Ma come siamo messi con la questione morale in Italia in questo momento? Meglio: cosa ci dicono i partiti italiani, come svolgono il loro ruolo propedeutico e pedagogico, come era pensato nella politica alta, quella che si prometteva di essere anche un esempio oltre che semplicemente un mezzo di governo. Come siamo messi con l’etica degli organi di rappresentanza, quelli che dovrebbero convincerci a essere migliori, a seguire le regole, a rispettarle, a chiederne la modifica se non risultano abbastanza contemporanee e rappresentative… Siamo messi male, malissimo. E siamo messi male dappertutto, a destra, a sinistra e anche nel famoso terzo polo che era quello che nelle intenzioni avrebbe dovuto spaccare tutto e invece ora come una pianta rampicante si è attaccato ai posti di comando e sembra disposto perfino a rinnegarsi pur di lasciare attaccati alcuni dei suoi. È immorale Matteo Salvini, certo, ne abbiamo parlato spesso su queste nostre pagine e non finiremo di parlarne. È immorale perfino venirci a dire che dovremmo smettere, che attaccarlo di continuo fa il suo gioco: se per un trucco di propaganda fingiamo di non vedere l’orrore che ci circonda sperando che sparisca significa che anche noi ci sdraiamo sulla strategia piuttosto che sull’etica.

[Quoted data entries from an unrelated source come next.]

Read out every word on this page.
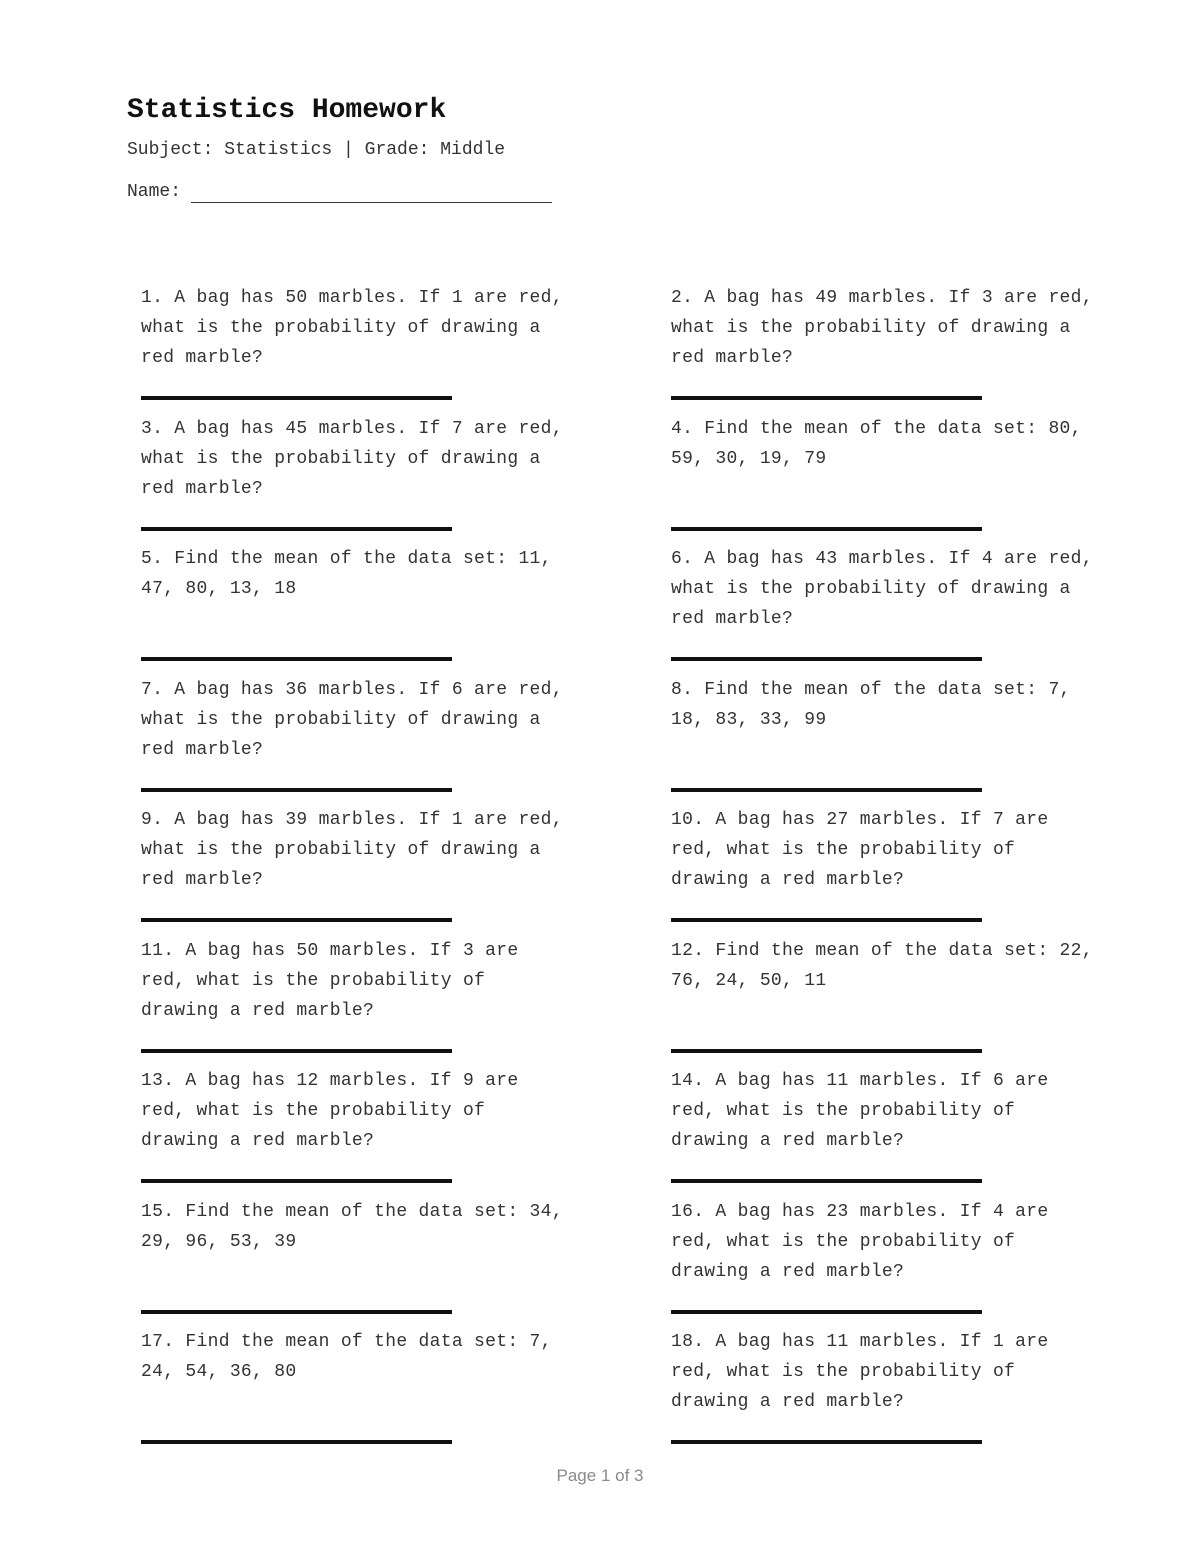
Statistics Homework
Subject: Statistics | Grade: Middle
Name:

1. A bag has 50 marbles. If 1 are red, what is the probability of drawing a red marble?

2. A bag has 49 marbles. If 3 are red, what is the probability of drawing a red marble?

3. A bag has 45 marbles. If 7 are red, what is the probability of drawing a red marble?

4. Find the mean of the data set: 80, 59, 30, 19, 79

5. Find the mean of the data set: 11, 47, 80, 13, 18

6. A bag has 43 marbles. If 4 are red, what is the probability of drawing a red marble?

7. A bag has 36 marbles. If 6 are red, what is the probability of drawing a red marble?

8. Find the mean of the data set: 7, 18, 83, 33, 99

9. A bag has 39 marbles. If 1 are red, what is the probability of drawing a red marble?

10. A bag has 27 marbles. If 7 are red, what is the probability of drawing a red marble?

11. A bag has 50 marbles. If 3 are red, what is the probability of drawing a red marble?

12. Find the mean of the data set: 22, 76, 24, 50, 11

13. A bag has 12 marbles. If 9 are red, what is the probability of drawing a red marble?

14. A bag has 11 marbles. If 6 are red, what is the probability of drawing a red marble?

15. Find the mean of the data set: 34, 29, 96, 53, 39

16. A bag has 23 marbles. If 4 are red, what is the probability of drawing a red marble?

17. Find the mean of the data set: 7, 24, 54, 36, 80

18. A bag has 11 marbles. If 1 are red, what is the probability of drawing a red marble?

Page 1 of 3
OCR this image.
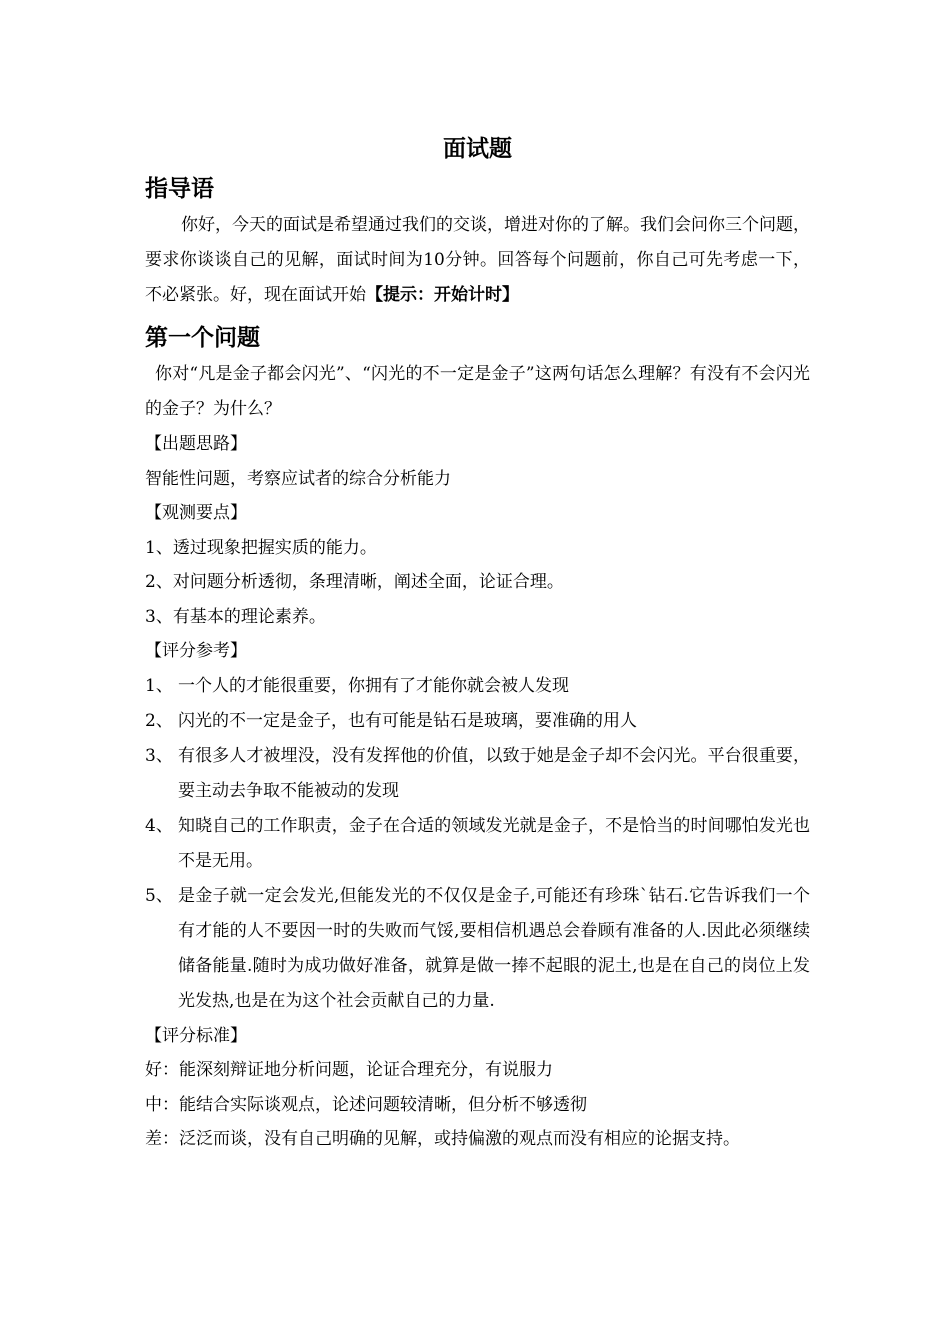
面试题
指导语

你好，今天的面试是希望通过我们的交谈，增进对你的了解。我们会问你三个问题，要求你谈谈自己的见解，面试时间为10分钟。回答每个问题前，你自己可先考虑一下，不必紧张。好，现在面试开始【提示：开始计时】

第一个问题

你对“凡是金子都会闪光”、“闪光的不一定是金子”这两句话怎么理解？有没有不会闪光的金子？为什么？

【出题思路】

智能性问题，考察应试者的综合分析能力

【观测要点】

1、透过现象把握实质的能力。

2、对问题分析透彻，条理清晰，阐述全面，论证合理。

3、有基本的理论素养。

【评分参考】

1、 一个人的才能很重要，你拥有了才能你就会被人发现
2、 闪光的不一定是金子，也有可能是钻石是玻璃，要准确的用人
3、 有很多人才被埋没，没有发挥他的价值，以致于她是金子却不会闪光。平台很重要，要主动去争取不能被动的发现
4、 知晓自己的工作职责，金子在合适的领域发光就是金子，不是恰当的时间哪怕发光也不是无用。
5、 是金子就一定会发光,但能发光的不仅仅是金子,可能还有珍珠`钻石.它告诉我们一个有才能的人不要因一时的失败而气馁,要相信机遇总会眷顾有准备的人.因此必须继续储备能量.随时为成功做好准备，就算是做一捧不起眼的泥土,也是在自己的岗位上发光发热,也是在为这个社会贡献自己的力量.

【评分标准】

好：能深刻辩证地分析问题，论证合理充分，有说服力

中：能结合实际谈观点，论述问题较清晰，但分析不够透彻

差：泛泛而谈，没有自己明确的见解，或持偏激的观点而没有相应的论据支持。
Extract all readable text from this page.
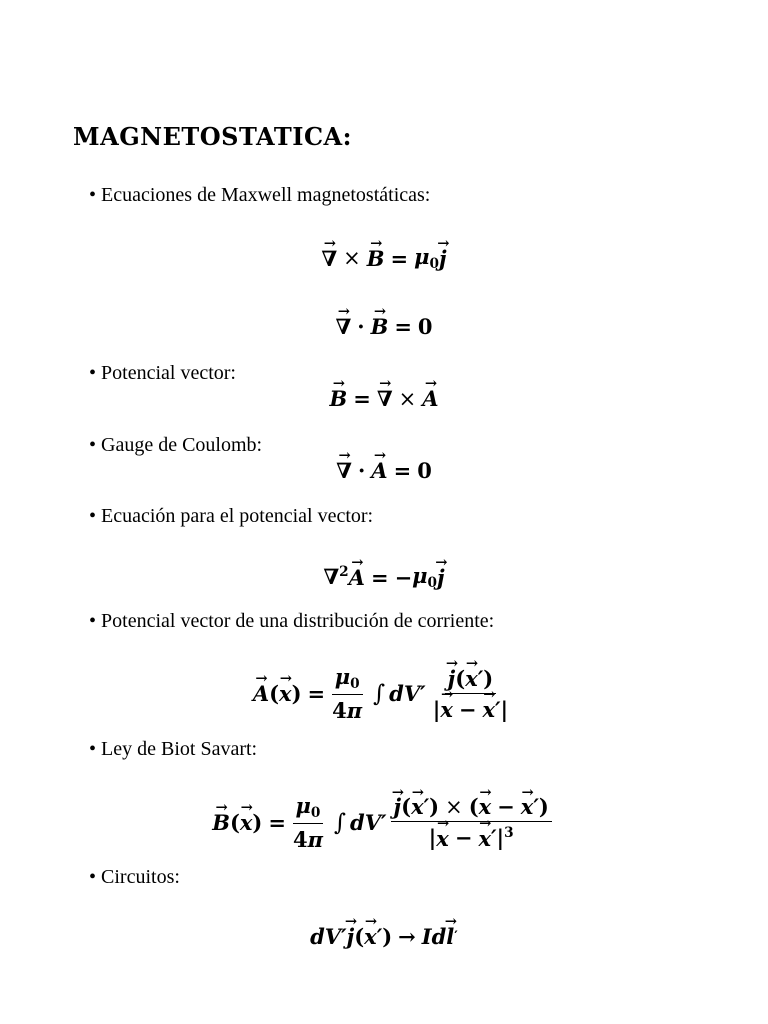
MAGNETOSTATICA:
• Ecuaciones de Maxwell magnetostáticas:
→ ∇ ×
→ $B = \mu_0$
→ j
→ ∇ ·
→ B = 0
• Potencial vector:
→ B =
→ ∇ ×
→ A
• Gauge de Coulomb:
→ ∇ ·
→ A = 0
• Ecuación para el potencial vector:
∇$^2$
→ A = − $\mu_0$
→ j
• Potencial vector de una distribución de corriente:
→ A (
→ x ) = $\frac{\mu_0}{4\pi}$ ∫ dV′
→ $\frac{j(\to x')}{|\to x -\to x'|}$
• Ley de Biot Savart:
→ B (
→ x ) = $\frac{\mu_0}{4\pi}$ ∫ dV′
→ $\frac{j(\to x') \times (\to x -\to x')}{|\to x -\to x'|^3}$
• Circuitos:
dV′
→ j (
→ x ′ ) → I d
→ l ′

L’immoralità di Salvini è un marchio di fabbrica, ce n’è una parte addirittura esibita come se fosse qualcosa di cui andare fieri. Guardate per esempio la sua ultima foto mentre visita un caseificio nel suo lungo tour da food blogger: non ha mascherina, non ha guanti, si butta su una forma di formaggio come un topo, i proprietari dell’azienda lo guardano compiaciuto e probabilmente godono nel pensare alla visibilità inaspettata che potranno avere. Là dentro c’è tutto: l’atteggiamento è quello di chi dice “me ne fotto delle regole perché sono un bullo, voi votate un bullo perché così vi sentite protetti e io raccatto i vostri voti di servi che hanno bisogno di eleggere un padrone”. Messa così sarebbe anche abbastanza ridicola se non fosse che l’immoralità della Lega, quella che Salvini invece non vuole farci vedere e di cui non vuole che si parli, sta tutta nella gestione economica rapace dei fondi pubblici di partito (c’è una condanna, definitiva, che sembra non avere colpevoli), l’immoralità della Lega è nell’avere slacciato le…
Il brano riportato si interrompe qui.